Das Reine Land war kein endgültiges Ziel, wie der Himmel im Christentum. Der Sinn der Wiedergeburt dort war es, in der perfekten Umgebung zu sein, um ein Buddha zu werden. Man müsste immer noch nach der Buddhaschaft streben, aber die eigene Kraft mit der von Amitābha würde das Endergebnis garantieren.
Stellt euch vor, ihr seid auf einer Rolltreppe.
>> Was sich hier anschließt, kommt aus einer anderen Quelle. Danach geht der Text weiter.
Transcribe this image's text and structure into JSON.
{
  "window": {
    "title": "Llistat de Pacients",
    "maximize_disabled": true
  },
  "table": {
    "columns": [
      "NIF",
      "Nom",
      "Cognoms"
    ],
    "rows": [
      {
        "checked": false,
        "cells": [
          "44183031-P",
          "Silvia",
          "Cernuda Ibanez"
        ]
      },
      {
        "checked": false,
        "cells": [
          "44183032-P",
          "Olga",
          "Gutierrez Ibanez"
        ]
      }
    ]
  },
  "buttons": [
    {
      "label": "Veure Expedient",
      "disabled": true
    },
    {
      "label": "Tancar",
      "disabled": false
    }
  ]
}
Wenn man überhaupt nicht gehen kann, wird sie einen nach oben tragen, aber wenn man auch nur ein wenig gehen kann, wird sich die eigene Geschwindigkeit mit der Bewegung der Rolltreppe verbinden und einen schneller dorthin bringen.
Das Singen des Buddha-Namens
Gläubige im Reinen Land können „Gegrüßet seist du, Buddha Amitābha“ still oder laut rezitieren, während sie die Wiederholungen auf einem Rosenkranz zählen; sie können an Gruppenübungen in einem örtlichen buddhistischen Tempel teilnehmen; sie können sogar an ein-, drei- oder siebentägigen Retreats teilnehmen, die Rezitation mit Bußritualen und Meditation verbinden.
Dies ist bis heute die vorherrschende Form der buddhistischen Praxis in Ostasien.